Federal judges are required to use a Daubert standard, though it doesn’t appear to bind the states. I’m not sure what standards apply in different states for the admissibility of expert testimony. I wouldn’t be surprised if the stronger the police unions and prosecutors’ influence in a state, the weaker the protection against junk science expert witnesses
I will not claim that having peer-reviewed research necessarily shows that a technique is legit, but it is a minimum evidentiary hurdle. Having some ex-cop and two or three DAs saying how wonderful a technique is for obtaining convictions doesn’t cut it.
LOL.
“So, I’ve got this idea where we show witnesses the picture multiple times to help clarify their vague perceptions and bolster their certainty about the criminals they saw so we don’t wind up accidentally charging people based on shaky witnesses.” – SRG1
So, without knowing what hurdle or hurdles were cleared and by whom in order to implement the technique, you’re sure everyone involved was guilty of implementing it and that the TOP MEN *you* would pick out and the techniques you personally would permit would solve the problem?
Given that the whole technique came up and was replaced entirely without you blessing everyone with your admitted ignorance, I’m dubious about your ability to avoid stupidity and corruption.
More dishonest shittery from you. What I want to know is the basis for the approved method. You obviously trust the cops or whatever rando comes up with some novel technique because they're the good guys, unlike research scientists who, knowing shit and being smarter than you, are loathsome elites and so cannot be trusted.
You really are a fuckwit.
Good. I'm glad it all worked out in the end.
Just don't blow that $1.25M all at once, yea?
Showing the same pictures over and over is also how detectives got Crystal Mangum to identify some members of the Duke LaCrosse team and falsely accuse them of rape. The basic sequence of events:
1. A stripper (and probably habitual criminal) goes through a very bad day in a bad life, with rough sex and getting so drunk and drugged that she is kicked out of a strip club, and at some point her _friends_ drag her nearly naked across a gravel parking lot.
2. Somehow she still gets sent to a fraternity party with another stripper. She's still too drunk & drugged to perform. They shove her out on the porch and call the police, while the other stripper entertains them.
2. Police arrive.
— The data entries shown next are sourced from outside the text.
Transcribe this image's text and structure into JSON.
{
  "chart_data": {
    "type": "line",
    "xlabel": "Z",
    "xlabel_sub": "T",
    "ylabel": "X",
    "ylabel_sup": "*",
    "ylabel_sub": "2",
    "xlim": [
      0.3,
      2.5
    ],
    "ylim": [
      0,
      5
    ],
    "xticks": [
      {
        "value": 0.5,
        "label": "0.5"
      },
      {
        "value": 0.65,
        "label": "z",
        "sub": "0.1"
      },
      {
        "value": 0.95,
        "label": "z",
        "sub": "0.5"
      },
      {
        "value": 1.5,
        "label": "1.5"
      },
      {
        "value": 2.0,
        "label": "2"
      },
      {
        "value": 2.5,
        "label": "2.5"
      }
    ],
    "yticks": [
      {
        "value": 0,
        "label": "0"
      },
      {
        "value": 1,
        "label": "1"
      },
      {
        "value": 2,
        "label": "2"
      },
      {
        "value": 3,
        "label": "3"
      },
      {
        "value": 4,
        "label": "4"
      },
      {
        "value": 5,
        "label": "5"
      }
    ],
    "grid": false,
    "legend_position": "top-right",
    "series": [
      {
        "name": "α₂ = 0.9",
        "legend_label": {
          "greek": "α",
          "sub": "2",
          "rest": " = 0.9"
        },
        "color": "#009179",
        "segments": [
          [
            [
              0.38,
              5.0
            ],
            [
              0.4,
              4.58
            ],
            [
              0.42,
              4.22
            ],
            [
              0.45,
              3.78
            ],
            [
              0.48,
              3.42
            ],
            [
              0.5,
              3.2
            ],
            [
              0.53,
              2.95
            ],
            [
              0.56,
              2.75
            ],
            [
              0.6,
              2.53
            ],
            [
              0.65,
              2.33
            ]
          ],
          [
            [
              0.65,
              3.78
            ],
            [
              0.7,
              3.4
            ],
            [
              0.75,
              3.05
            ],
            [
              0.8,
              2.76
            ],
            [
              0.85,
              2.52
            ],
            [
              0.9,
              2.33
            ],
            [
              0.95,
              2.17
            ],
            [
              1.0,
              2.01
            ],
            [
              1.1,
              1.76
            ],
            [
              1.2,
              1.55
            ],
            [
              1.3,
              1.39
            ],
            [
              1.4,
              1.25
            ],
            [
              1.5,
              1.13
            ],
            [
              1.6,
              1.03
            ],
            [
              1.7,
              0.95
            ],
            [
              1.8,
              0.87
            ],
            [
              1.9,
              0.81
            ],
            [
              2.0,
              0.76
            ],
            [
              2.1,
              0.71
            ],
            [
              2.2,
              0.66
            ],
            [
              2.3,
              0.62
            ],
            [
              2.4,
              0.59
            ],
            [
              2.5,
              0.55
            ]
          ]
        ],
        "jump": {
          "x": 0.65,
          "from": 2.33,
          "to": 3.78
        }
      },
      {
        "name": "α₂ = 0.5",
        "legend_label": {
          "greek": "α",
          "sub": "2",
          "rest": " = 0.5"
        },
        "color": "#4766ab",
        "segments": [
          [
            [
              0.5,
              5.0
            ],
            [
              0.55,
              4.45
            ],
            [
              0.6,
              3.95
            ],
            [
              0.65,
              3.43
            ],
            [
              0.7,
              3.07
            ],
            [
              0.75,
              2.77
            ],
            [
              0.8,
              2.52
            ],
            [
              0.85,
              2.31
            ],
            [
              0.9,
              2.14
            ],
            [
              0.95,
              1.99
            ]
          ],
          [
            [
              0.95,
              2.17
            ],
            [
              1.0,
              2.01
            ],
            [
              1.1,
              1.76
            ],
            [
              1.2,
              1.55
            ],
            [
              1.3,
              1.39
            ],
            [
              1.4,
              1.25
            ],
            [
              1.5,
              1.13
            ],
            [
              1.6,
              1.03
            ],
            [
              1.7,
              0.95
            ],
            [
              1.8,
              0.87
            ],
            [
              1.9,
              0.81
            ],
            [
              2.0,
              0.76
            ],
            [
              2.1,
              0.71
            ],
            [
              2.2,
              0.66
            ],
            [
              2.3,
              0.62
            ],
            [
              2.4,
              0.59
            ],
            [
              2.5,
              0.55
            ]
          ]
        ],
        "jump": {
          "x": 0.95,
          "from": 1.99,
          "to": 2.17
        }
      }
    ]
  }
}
Drunk stripper tries to talk them into taking her to the hospital instead of jail. Cops tell her that's against policy, unless she's a rape victim.
3. So habitually drunk, drugged, and criminal stripper claims she was gang raped in the bathroom. I doubt the cops believe her, but taking her to the hospital for a rape kit gets her off their hands.
4. Somehow a news station picks up the story as "white fraternity jocks rape poor black girl".
5. DA goes on camera and promises to prosecute the rapists.
6. Next morning, everyone with any experience with the bottom-feeders caught in the criminal justice system should know the drunken stripper lied, but the DA can't go back on his pledge, and she's afraid she'll be jailed if she admits she lied.
7. They bring her in and show her a photo lineup including the entire fraternity. She recognizes none of them.
8. They repeat the photo lineup many times, until finally she picks four guys at random.
9. One of those guys has an alibi - he was getting cash at an ATM, and his face is on the security video - but the DA ignores this.
10. Investigators interview the cab driver that brought the strippers to the fraternity. His log plus the police log shows there simply wasn't time for a gang rape or anything else to happen - so the DA threatens him to make him change his story.
Framing a few guys for rape if there wasn't any rape was the intention, repeatedly showing the same pictures was the means.